С того момента, когда я заметил на картине Керстинга три линейки, висящие на стене, я не могу избавиться от мысли, что Каспар Давид Фридрих компоновал свою картину — которую я в первый миг принял за морской пейзаж в лунном свете[7], — руководствуясь теми же пропорциями, которыми руководствовался в своей картине его друг. Ведь если Керстинг точно видел действия друга, глядящего сквозь мираж, и следовательно, в его видении налицо стремление подстроиться под способ видения друга, то внутренние пропорции рождающегося на полотне и нами едва различаемого творения должны быть хотя бы похожими на пропорции Каспара Давида Фридриха. Не будь у них соответствующего такому знанию чувства по отношению друг к другу, тогда и у нас не было бы знания о том, что картина излучает чувство дружбы, то есть глубокой человеческой любви друг к другу.

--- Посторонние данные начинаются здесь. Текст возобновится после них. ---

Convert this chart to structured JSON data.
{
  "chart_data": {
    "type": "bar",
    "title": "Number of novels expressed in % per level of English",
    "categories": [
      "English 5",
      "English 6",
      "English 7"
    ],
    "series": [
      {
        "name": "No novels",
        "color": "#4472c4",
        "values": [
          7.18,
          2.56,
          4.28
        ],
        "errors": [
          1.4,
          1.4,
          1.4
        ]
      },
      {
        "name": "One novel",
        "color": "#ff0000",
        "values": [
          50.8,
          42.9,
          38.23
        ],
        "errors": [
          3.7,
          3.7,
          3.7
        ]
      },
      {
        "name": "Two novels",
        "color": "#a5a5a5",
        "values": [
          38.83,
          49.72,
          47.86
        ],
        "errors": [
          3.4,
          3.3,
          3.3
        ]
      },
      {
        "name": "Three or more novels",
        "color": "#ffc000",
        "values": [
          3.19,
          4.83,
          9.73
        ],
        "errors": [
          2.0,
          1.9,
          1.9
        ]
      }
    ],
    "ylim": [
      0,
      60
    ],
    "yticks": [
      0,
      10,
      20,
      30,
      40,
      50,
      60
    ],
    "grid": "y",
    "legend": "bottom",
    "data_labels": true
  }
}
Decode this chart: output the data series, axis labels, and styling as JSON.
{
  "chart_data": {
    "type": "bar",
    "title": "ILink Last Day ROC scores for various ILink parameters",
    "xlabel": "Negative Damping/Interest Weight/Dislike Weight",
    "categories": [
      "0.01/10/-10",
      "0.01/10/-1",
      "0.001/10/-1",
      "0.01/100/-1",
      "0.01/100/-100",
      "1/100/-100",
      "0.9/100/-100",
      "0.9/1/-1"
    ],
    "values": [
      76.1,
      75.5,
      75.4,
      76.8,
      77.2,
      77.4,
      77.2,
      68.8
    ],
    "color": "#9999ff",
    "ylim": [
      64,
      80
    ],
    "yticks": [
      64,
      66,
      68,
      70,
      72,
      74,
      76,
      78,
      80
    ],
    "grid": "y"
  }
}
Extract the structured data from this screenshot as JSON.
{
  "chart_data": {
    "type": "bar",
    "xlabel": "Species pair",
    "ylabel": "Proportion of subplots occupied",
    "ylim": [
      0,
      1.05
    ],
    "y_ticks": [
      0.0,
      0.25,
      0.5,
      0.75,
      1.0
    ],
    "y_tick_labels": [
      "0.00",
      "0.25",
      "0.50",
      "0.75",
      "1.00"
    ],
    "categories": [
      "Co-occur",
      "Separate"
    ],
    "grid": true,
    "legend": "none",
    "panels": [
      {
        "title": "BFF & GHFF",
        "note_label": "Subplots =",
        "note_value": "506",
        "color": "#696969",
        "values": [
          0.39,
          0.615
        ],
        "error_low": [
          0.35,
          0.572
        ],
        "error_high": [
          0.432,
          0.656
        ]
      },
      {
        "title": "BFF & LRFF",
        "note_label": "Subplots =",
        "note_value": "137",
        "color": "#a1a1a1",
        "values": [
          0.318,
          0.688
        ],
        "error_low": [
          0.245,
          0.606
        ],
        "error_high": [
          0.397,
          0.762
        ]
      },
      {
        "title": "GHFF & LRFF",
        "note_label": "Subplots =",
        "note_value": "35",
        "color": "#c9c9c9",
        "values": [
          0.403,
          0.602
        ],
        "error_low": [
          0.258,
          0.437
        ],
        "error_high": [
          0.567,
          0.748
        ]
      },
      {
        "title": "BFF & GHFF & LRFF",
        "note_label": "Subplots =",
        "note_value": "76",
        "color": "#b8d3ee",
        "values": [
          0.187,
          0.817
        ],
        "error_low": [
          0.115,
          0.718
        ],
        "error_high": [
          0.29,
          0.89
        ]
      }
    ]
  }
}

Свою картину Каспар Давид Фридрих делит прямой горизонтальной линией, проведенной по линейке, на две части. Сверху — небо, снизу — земля. На первый взгляд, любой скажет, что пространство земли на картине занимает больше места, чем пространство неба. Однако если подойти к картине с измерительными инструментами, мы увидим, что дело обстоит как раз наоборот. Хотя площадь, отведенная земле, кажется большей, измерение покажет, что соотношение площади неба и площади земли равно 5:3. Эта видимость, конечно, никакой не обман, а общеизвестная пропорция расхождения между чувством и знанием о мире; расхождения, которое ни чувство, ни знание взаимно не объясняют. Мы мыслим о целом с точки зрения части, — ведь по отношению к другим частям мы сами являемся целым. Вернее, мы, подобно человеку, который болтает, что взбредет в голову, говорим то с точки зрения знания, то с точки зрения чувства, то как часть о целом, то как целое о части. Другое дело — Каспар Давид Фридрих: с его перевернутыми пропорциями он говорит с точки зрения и знания и чувства одновременно, и реальность складывающейся таким образом видимости предполагает существование такой находящейся за видимостью реальности, в которой не масштаб части судит с точки зрения целого и не масштаб целого судит с точки зрения части, — если сказать, что имеет место и то и другое, то в такой же мере будет справедливо: ни то ни другое.